On Lowell Telecommunications Corporation's City Life show this last Friday the Dracut co-host, Mr Brian Bond, said that the Republican Party, to survive, will have to move more to the center, to be more moderate.

What does that even mean?  And, more important, what will that mean for garnering votes?

It would seem the last General Election showed that a hard left Democrat (Professor Elizabeth Warren) can garner more votes than a moderate or centrist Republican (Senator Scott Brown).

What is it that Republicans can give up to become more centrist?

On the one hand they can give up firm positions on Social Issues, like abortion.  However, what can they offer that will make Democrats and Independents (Unenrolled) happy.  Will they have to agree to abortion on demand, or can they hold out for live-birth or partial birth abortion laws?

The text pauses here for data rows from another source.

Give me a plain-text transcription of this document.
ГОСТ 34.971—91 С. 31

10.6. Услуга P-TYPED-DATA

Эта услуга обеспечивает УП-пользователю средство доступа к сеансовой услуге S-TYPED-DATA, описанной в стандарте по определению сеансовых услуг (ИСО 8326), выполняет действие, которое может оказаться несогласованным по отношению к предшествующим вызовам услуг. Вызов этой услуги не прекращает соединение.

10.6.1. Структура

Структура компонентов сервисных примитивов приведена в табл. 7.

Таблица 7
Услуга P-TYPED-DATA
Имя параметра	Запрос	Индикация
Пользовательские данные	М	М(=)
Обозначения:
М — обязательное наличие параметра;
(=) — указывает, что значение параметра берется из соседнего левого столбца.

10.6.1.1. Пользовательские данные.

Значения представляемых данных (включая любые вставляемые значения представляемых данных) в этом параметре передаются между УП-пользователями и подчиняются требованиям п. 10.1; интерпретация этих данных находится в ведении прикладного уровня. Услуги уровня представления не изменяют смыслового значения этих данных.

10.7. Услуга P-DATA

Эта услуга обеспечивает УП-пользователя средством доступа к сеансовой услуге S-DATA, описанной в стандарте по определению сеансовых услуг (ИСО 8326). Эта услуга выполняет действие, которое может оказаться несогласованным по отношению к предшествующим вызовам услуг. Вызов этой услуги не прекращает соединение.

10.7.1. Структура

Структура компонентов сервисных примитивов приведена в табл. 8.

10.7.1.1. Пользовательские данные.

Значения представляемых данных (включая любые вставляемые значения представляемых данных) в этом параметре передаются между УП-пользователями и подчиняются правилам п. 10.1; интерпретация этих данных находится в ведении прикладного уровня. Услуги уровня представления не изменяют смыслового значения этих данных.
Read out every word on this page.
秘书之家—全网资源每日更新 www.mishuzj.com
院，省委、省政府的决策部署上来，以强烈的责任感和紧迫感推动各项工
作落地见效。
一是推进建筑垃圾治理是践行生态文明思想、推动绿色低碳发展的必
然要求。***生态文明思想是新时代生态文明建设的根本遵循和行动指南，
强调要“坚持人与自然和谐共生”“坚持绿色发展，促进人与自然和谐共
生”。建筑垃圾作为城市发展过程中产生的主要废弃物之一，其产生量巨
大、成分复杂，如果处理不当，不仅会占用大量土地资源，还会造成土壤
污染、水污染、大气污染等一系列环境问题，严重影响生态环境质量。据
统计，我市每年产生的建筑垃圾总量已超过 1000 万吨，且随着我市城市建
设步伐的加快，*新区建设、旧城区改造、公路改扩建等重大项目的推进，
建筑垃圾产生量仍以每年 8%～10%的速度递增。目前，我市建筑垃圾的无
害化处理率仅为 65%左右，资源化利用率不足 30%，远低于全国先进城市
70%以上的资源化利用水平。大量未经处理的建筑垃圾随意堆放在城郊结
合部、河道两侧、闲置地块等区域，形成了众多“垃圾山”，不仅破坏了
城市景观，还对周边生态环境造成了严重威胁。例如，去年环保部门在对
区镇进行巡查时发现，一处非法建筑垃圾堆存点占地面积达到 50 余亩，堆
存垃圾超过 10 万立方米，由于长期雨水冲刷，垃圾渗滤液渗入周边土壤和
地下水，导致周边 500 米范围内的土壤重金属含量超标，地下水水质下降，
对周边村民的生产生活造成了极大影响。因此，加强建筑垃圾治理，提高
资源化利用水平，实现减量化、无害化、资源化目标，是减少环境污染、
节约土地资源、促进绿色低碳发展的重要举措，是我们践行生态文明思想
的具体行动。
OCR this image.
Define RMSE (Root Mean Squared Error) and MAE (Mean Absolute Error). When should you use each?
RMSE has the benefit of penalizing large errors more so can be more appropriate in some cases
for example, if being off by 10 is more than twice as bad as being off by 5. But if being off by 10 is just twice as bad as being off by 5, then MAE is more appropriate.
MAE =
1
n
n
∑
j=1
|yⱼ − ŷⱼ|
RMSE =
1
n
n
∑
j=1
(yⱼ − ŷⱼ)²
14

To be more moderate, will they have to agree that the Second Amendment is a source of much trouble in this nation and call for curtailing gun rights?  Will Senator Diane Feinstein be their model?

What about workfare vs welfare?  Will Republicans have to move toward President Obama’s position or will they be safe holding to something closer to what Republicans agreed to with President Bill Clinton, which reduced the welfare roles?

Will these Republicans be allowed to hold to the importance of American support to Israel, or is that becoming too radical?

Having gone wobbly on social issues, what will Republicans then have to offer?  Will they be able to say that, one. the budget should not exceed the revenue and two, that revenue needs to be at or less than 21.5% of GDP, to allow the economy room to grow?

Will it still be OK to say that Keynesian economics didn’t work in the 1930s and it won’t work today?

What will this new Republican look like and will anyone stand up and salute him?

I fear he will be amorphous and that none will salute him.